OneFlow is a deep learning framework designed to be user-friendly, scalable and efficient.
http://www.oneflow.org
Apache License 2.0
5.9k stars 666 forks source link

[Feature Request] tensor.data_ptr() #6843

Open hiyyg opened 2 years ago

hiyyg commented 2 years ago

like that in torch, so that we can access the cuda memory address of a tensor in python.

MARD1NO commented 2 years ago

Can you give us an example to use this feature in PyTorch? I wonder in which situation you need to use tensor.data_ptr()

hiyyg commented 2 years ago

@MARD1NO For example:

https://github.com/NVlabs/DeepIM-PyTorch/blob/b46ccd2465ce69ac575bf454d4171a5dcb9c6908/ycb_render/ycb_renderer.py#L506

lixinqi commented 2 years ago

@MARD1NO For example:

https://github.com/NVlabs/DeepIM-PyTorch/blob/b46ccd2465ce69ac575bf454d4171a5dcb9c6908/ycb_render/ycb_renderer.py#L506

It seems like pytorch has no api called map_tensor. Did it implement by your team?

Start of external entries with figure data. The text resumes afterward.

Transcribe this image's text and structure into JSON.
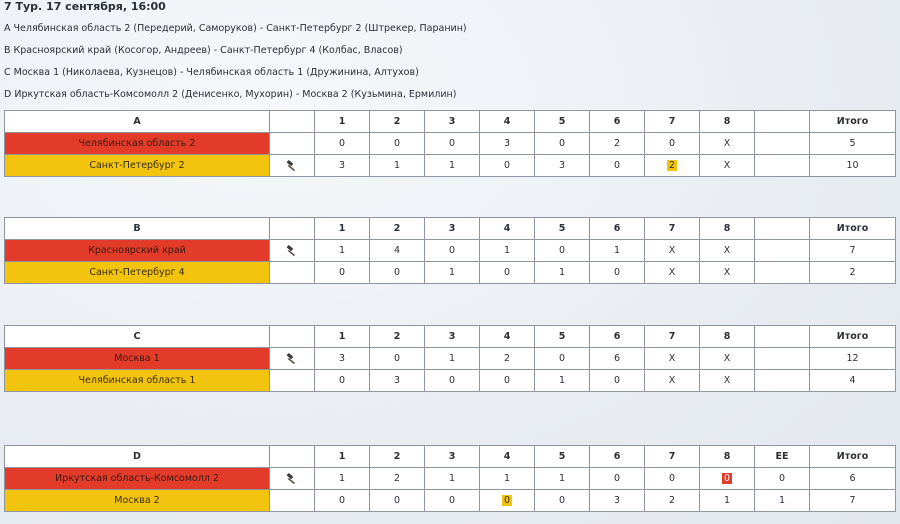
{
  "header": {
    "title": "7 Тур. 17 сентября, 16:00",
    "matches": [
      "A Челябинская область 2 (Передерий, Саморуков) - Санкт-Петербург 2 (Штрекер, Паранин)",
      "B Красноярский край (Косогор, Андреев) - Санкт-Петербург 4 (Колбас, Власов)",
      "C Москва 1 (Николаева, Кузнецов) - Челябинская область 1 (Дружинина, Алтухов)",
      "D Иркутская область-Комсомолл 2 (Денисенко, Мухорин) - Москва 2 (Кузьмина, Ермилин)"
    ]
  },
  "colors": {
    "red": "#e23b2a",
    "yellow": "#f2c40d"
  },
  "games": [
    {
      "sheet": "A",
      "columns": [
        "1",
        "2",
        "3",
        "4",
        "5",
        "6",
        "7",
        "8",
        "",
        "Итого"
      ],
      "rows": [
        {
          "team": "Челябинская область 2",
          "color": "red",
          "hammer": false,
          "ends": [
            "0",
            "0",
            "0",
            "3",
            "0",
            "2",
            "0",
            "X",
            ""
          ],
          "total": "5",
          "highlights": {}
        },
        {
          "team": "Санкт-Петербург 2",
          "color": "yellow",
          "hammer": true,
          "ends": [
            "3",
            "1",
            "1",
            "0",
            "3",
            "0",
            "2",
            "X",
            ""
          ],
          "total": "10",
          "highlights": {
            "6": "yellow"
          }
        }
      ]
    },
    {
      "sheet": "B",
      "columns": [
        "1",
        "2",
        "3",
        "4",
        "5",
        "6",
        "7",
        "8",
        "",
        "Итого"
      ],
      "rows": [
        {
          "team": "Красноярский край",
          "color": "red",
          "hammer": true,
          "ends": [
            "1",
            "4",
            "0",
            "1",
            "0",
            "1",
            "X",
            "X",
            ""
          ],
          "total": "7",
          "highlights": {}
        },
        {
          "team": "Санкт-Петербург 4",
          "color": "yellow",
          "hammer": false,
          "ends": [
            "0",
            "0",
            "1",
            "0",
            "1",
            "0",
            "X",
            "X",
            ""
          ],
          "total": "2",
          "highlights": {}
        }
      ]
    },
    {
      "sheet": "C",
      "columns": [
        "1",
        "2",
        "3",
        "4",
        "5",
        "6",
        "7",
        "8",
        "",
        "Итого"
      ],
      "rows": [
        {
          "team": "Москва 1",
          "color": "red",
          "hammer": true,
          "ends": [
            "3",
            "0",
            "1",
            "2",
            "0",
            "6",
            "X",
            "X",
            ""
          ],
          "total": "12",
          "highlights": {}
        },
        {
          "team": "Челябинская область 1",
          "color": "yellow",
          "hammer": false,
          "ends": [
            "0",
            "3",
            "0",
            "0",
            "1",
            "0",
            "X",
            "X",
            ""
          ],
          "total": "4",
          "highlights": {}
        }
      ]
    },
    {
      "sheet": "D",
      "columns": [
        "1",
        "2",
        "3",
        "4",
        "5",
        "6",
        "7",
        "8",
        "EE",
        "Итого"
      ],
      "rows": [
        {
          "team": "Иркутская область-Комсомолл 2",
          "color": "red",
          "hammer": true,
          "ends": [
            "1",
            "2",
            "1",
            "1",
            "1",
            "0",
            "0",
            "0",
            "0"
          ],
          "total": "6",
          "highlights": {
            "7": "red"
          }
        },
        {
          "team": "Москва 2",
          "color": "yellow",
          "hammer": false,
          "ends": [
            "0",
            "0",
            "0",
            "0",
            "0",
            "3",
            "2",
            "1",
            "1"
          ],
          "total": "7",
          "highlights": {
            "3": "yellow"
          }
        }
      ]
    }
  ]
}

hiyyg commented 2 years ago

@MARD1NO For example: https://github.com/NVlabs/DeepIM-PyTorch/blob/b46ccd2465ce69ac575bf454d4171a5dcb9c6908/ycb_render/ycb_renderer.py#L506

It seems like pytorch has no api called map_tensor. Did it implement by your team?

@lixinqi map_tensor is not related to pytorch. It just need a pointer like tensor.data_ptr() in pytorch. But if oneflow can also give users such a pointer, it can be changed to oneflow.

lixinqi commented 2 years ago

@hiyyg Oneflow doesn't provide api tensor.data_ptr() right now for two reasons:

  1. The fundemental of design is very different from pytorch's. Memory of pytorch tensor are synchronously allocated in the same thread running python code, While memory of oneflow tensor are asynchronously allocated in a dependent worker thread. It's illegal to directly accesss memory of tensor in main thread.
  2. oneflow tensor can represent distributed tensor across nodes. For example t = oneflow.ones((32, 32), placement=flow.placement("cuda", {0:[0, 1]}), sbp=flow.sbp.split(0)), t is a distributed tensor (or consistent tensor) , the data of t[0:16, :] is located on device cuda 0, and the data of t[16:, :] is located on device cuda 1. Hence the behavior of t.data_ptr() is unable to be defined.

We will discuss this feature request in the near future.

hiyyg commented 2 years ago

OK. Really hope that oneday oneflow can TRULY replace pytorch.